There has been an unnoticed earthquake at NASA. It’s a change so dramatic that one NASA insider calls it a “paradigm shift” and a “revolution.”
What is it? For the last ten years, there has been a struggle within the space community over two different sorts of rockets. NASA has clung to a policy of building expensive rockets, using them once, then tossing them in the ocean. These throwaway rockets are called expendables.
Elon Musk and Jeff Bezos, on the other hand, have pushed a radically different approach: building rockets that can be used over and over again, like busses, trucks, and airplanes. And with reusable rockets, driving the price of access to space down from $10,000 per pound to less than $1,000 per pound.

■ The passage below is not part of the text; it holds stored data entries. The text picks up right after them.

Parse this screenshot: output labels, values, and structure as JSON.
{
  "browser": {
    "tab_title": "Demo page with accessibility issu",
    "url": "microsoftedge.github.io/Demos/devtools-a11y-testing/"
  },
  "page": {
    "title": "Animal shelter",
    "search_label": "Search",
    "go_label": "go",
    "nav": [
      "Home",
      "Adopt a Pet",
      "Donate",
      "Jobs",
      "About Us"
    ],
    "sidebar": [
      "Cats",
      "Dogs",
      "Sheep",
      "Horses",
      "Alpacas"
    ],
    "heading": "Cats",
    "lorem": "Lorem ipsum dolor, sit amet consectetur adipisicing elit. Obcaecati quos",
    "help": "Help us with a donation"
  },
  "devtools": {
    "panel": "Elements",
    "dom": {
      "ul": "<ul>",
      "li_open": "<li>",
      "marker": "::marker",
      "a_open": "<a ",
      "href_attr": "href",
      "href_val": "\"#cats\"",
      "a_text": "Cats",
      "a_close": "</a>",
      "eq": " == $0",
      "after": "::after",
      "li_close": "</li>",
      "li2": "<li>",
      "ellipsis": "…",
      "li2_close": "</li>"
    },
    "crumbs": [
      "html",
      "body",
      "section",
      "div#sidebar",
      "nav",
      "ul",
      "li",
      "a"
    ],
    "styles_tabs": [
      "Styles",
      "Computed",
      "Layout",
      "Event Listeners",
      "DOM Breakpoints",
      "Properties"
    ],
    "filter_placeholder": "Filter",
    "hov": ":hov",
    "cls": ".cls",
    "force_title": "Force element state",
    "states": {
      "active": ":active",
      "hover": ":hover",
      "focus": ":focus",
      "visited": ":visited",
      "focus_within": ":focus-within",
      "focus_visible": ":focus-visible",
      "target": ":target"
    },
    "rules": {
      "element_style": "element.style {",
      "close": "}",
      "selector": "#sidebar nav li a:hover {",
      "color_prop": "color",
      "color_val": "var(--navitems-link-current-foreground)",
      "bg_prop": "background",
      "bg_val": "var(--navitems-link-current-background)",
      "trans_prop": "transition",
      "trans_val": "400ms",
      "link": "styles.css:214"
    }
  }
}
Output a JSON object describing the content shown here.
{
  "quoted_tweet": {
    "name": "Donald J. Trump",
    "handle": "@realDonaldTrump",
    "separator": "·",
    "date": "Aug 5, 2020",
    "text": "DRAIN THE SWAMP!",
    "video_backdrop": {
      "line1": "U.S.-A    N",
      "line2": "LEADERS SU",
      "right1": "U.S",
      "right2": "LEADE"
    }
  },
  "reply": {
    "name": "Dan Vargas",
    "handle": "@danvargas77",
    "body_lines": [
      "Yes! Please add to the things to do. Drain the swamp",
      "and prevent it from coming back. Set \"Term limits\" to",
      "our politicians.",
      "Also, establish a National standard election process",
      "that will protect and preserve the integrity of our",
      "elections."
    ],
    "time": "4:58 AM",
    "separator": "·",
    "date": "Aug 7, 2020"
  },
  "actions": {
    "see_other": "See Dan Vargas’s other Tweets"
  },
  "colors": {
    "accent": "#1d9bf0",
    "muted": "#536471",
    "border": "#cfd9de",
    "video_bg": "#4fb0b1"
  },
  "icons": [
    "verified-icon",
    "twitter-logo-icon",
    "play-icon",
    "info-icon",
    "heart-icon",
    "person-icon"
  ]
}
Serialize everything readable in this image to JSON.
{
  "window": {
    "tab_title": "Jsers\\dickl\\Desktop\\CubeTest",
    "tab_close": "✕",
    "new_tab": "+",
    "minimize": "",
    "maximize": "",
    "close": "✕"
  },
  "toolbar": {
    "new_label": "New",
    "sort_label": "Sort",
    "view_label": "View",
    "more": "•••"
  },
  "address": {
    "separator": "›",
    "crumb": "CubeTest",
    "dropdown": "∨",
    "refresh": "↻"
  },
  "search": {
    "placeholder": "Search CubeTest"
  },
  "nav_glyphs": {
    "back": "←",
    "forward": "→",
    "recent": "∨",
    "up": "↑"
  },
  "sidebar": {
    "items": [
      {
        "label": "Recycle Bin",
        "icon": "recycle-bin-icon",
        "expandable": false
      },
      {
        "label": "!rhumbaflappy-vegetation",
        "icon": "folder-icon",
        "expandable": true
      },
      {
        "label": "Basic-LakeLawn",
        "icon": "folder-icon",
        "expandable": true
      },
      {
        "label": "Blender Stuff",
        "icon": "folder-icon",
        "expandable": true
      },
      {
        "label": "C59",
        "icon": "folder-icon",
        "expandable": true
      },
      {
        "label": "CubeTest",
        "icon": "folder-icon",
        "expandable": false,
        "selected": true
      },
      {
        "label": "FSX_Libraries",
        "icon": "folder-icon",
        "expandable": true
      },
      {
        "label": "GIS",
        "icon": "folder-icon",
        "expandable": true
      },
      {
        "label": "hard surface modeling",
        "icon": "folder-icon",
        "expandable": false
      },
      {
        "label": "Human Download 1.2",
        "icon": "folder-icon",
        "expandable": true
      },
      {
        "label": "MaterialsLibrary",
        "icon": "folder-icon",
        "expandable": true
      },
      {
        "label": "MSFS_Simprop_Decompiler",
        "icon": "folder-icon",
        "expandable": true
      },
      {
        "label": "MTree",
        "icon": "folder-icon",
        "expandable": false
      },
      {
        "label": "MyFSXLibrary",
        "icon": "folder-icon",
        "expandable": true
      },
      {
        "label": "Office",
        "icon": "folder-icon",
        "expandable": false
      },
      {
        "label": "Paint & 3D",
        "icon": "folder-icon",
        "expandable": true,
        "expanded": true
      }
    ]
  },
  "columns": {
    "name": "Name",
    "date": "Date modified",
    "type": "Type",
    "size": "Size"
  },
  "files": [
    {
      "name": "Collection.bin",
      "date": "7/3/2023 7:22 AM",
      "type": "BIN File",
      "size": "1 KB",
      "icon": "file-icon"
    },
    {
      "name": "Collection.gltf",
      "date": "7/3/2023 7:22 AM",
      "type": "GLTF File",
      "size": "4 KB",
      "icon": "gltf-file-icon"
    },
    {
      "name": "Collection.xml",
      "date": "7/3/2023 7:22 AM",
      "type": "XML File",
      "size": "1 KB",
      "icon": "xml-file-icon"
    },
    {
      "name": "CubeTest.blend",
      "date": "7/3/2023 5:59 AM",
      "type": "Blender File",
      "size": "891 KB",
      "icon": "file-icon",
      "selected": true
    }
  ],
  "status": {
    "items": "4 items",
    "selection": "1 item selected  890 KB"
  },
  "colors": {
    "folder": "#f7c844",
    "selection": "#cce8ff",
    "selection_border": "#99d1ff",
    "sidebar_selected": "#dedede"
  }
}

Now, under its new administrator, James Bridenstine, NASA has made a massive break with tradition. Bridenstine has gone from insisting on throwaway rockets to accepting the new reusables. More than accepting them. Embracing them.
Bridenstine has based his entire moon program on reusables. Yes, NASA’s central program for getting men and women to the moon—the program that defines NASA’s future—will be based not on throwaway rockets from the Space Military Industrial Complex companies, the SMIC, but on reusable rockets from upstart entrepreneurs, entrepreneurs like Elon Musk and Jeff Bezos.
On August 2, 2018, while speaking at Johnson Space Center in Texas, NASA’s Bridenstine said, “We want the entire architecture between here and the Moon to all be reusable. We know how reusability of rockets has changed the game for access to space and how it’s just driven down the cost, and it will continue to drive down the cost.” That may be the most understated but dramatic pronouncement from a NASA administrator in the 21st century.
Bridenstine, in his Johnson Space Center comments, continued, “At NASA, we need to be looking at things differently. We need to be a customer when we can be a customer.” In other words, NASA needs to buy rockets built by private companies like SpaceX and Blue Origin. Bridenstine explained that, “We want to have multiple providers when we can have multiple providers all competing on innovation and cost. I think we are at the precipice of having an opportunity that didn’t even exist five or 10 years ago on the commercial side.”
Which means that James Bridenstine’s moon program will open a whole new ballgame in space. A reusability revolution. A revolution that in the long run will make it possible for you and me to contemplate a vacation on the moon.